I think the occupation was a debacle. We didn't kill many civilians - Iraqis were killing Iraqis with car bombs and militias, etc. By international law, we were responsible, as occupies, for every one of them. Only a liar would grossly inflate the figures. As if for political gain, or some sense of holier than thou bullshit. If a guy wit a machine gun is shooting at a crowd of people, you shoot the guy ASAP. Why? To save many more lives than the one life you take. We killed maybe 20,000 over there and saved millions.
kill everyone who owns a fast food restaurant, think of the millions of lives we would save fuck it, kill everyone who makes guns for a living, world peace
I don't think we or any corporation doing business with the govt. should be exporting weapons. Period.
What if the guy with the machine gun is defending his family from a religiously inflamed lynch mob? fixed.
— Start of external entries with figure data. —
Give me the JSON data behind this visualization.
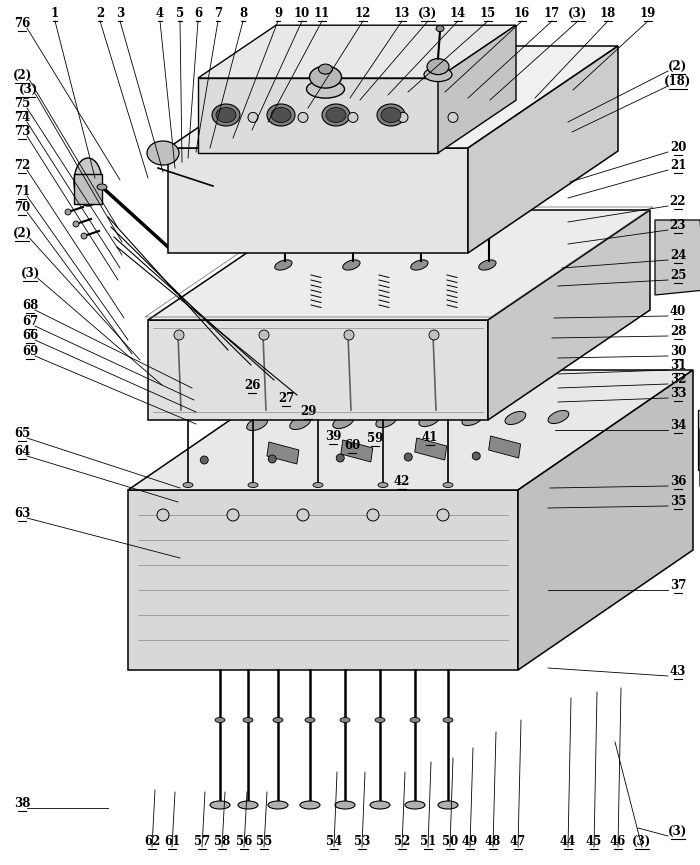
{
  "bg_color": "#ffffff",
  "line_color": "#000000",
  "font_size": 8.5,
  "top_labels": {
    "labels": [
      "1",
      "2",
      "3",
      "4",
      "5",
      "6",
      "7",
      "8",
      "9",
      "10",
      "11",
      "12",
      "13",
      "(3)",
      "14",
      "15",
      "16",
      "17",
      "(3)",
      "18",
      "19"
    ],
    "x": [
      55,
      100,
      120,
      160,
      180,
      198,
      218,
      243,
      278,
      302,
      322,
      363,
      402,
      428,
      458,
      488,
      522,
      552,
      578,
      608,
      648
    ],
    "tip_x": [
      95,
      148,
      163,
      175,
      182,
      188,
      196,
      210,
      233,
      252,
      268,
      308,
      350,
      360,
      388,
      408,
      445,
      468,
      490,
      535,
      573
    ],
    "tip_y": [
      178,
      178,
      172,
      168,
      162,
      158,
      152,
      148,
      138,
      130,
      122,
      108,
      98,
      100,
      95,
      92,
      92,
      98,
      100,
      98,
      90
    ]
  },
  "left_labels": {
    "labels": [
      "76",
      "(2)",
      "(3)",
      "75",
      "74",
      "73",
      "72",
      "71",
      "70",
      "(2)",
      "(3)",
      "68",
      "67",
      "66",
      "69",
      "65",
      "64",
      "63",
      "38"
    ],
    "y": [
      30,
      82,
      96,
      110,
      124,
      138,
      172,
      198,
      214,
      240,
      280,
      312,
      328,
      342,
      358,
      440,
      458,
      520,
      810
    ],
    "lx": [
      22,
      22,
      28,
      22,
      22,
      22,
      22,
      22,
      22,
      22,
      30,
      30,
      30,
      30,
      30,
      22,
      22,
      22,
      22
    ],
    "tip_x": [
      120,
      118,
      122,
      122,
      120,
      118,
      124,
      128,
      132,
      140,
      162,
      192,
      194,
      196,
      196,
      180,
      178,
      180,
      108
    ],
    "tip_y": [
      180,
      228,
      242,
      255,
      268,
      280,
      318,
      340,
      354,
      360,
      385,
      388,
      400,
      412,
      424,
      488,
      502,
      558,
      808
    ]
  },
  "right_labels": {
    "labels": [
      "(2)",
      "(18)",
      "20",
      "21",
      "22",
      "23",
      "24",
      "25",
      "40",
      "28",
      "30",
      "31",
      "32",
      "33",
      "34",
      "36",
      "35",
      "37",
      "43",
      "(3)"
    ],
    "y": [
      73,
      88,
      154,
      172,
      208,
      232,
      262,
      282,
      318,
      338,
      358,
      372,
      386,
      400,
      432,
      488,
      508,
      592,
      678,
      838
    ],
    "tip_x": [
      568,
      572,
      570,
      568,
      568,
      568,
      562,
      558,
      554,
      552,
      558,
      558,
      558,
      558,
      555,
      550,
      548,
      548,
      548,
      638
    ],
    "tip_y": [
      122,
      132,
      182,
      198,
      222,
      244,
      268,
      286,
      318,
      338,
      358,
      374,
      388,
      402,
      430,
      488,
      508,
      590,
      668,
      828
    ]
  },
  "bottom_labels": {
    "labels": [
      "62",
      "61",
      "57",
      "58",
      "56",
      "55",
      "54",
      "53",
      "52",
      "51",
      "50",
      "49",
      "48",
      "47",
      "44",
      "45",
      "46",
      "(3)"
    ],
    "x": [
      152,
      172,
      202,
      222,
      244,
      264,
      334,
      362,
      402,
      428,
      450,
      470,
      493,
      518,
      568,
      594,
      618,
      642
    ],
    "tip_x": [
      155,
      175,
      205,
      225,
      247,
      267,
      337,
      365,
      405,
      431,
      453,
      473,
      496,
      521,
      571,
      597,
      621,
      615
    ],
    "tip_y": [
      790,
      792,
      792,
      792,
      792,
      792,
      772,
      772,
      772,
      762,
      758,
      748,
      732,
      720,
      698,
      692,
      688,
      742
    ]
  },
  "inner_labels": {
    "labels": [
      "26",
      "27",
      "29",
      "39",
      "60",
      "59",
      "41",
      "42"
    ],
    "x": [
      252,
      286,
      308,
      333,
      352,
      375,
      430,
      402
    ],
    "y": [
      392,
      405,
      418,
      443,
      452,
      445,
      444,
      488
    ]
  }
}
http://www.bing.com/search?q="1,446,063" iraq&qs=n&form=QBRE&pq="1,446,063" iraq&sc=0-11&sp=-1&sk= The ORB survey estimated up to 1,446,063 deaths. The 1.5M number plus subsequent years plus the .5M in the Clinton years equals 2 million, ergo the word "millions." I have shown you this about 3 other times in the last 2 years, yet each time you bat your eyelashes innocently as if it's the first time you've heard it. The ORB study has of course taken criticism from its government-backed proxy competitors, with whom you side. Naturally, you disagree with all expert studies except the ones with the lowest numbers. Instead of criticizing the experts, why don't you criticize the military for covering up its own body count, which causes all this disagreement?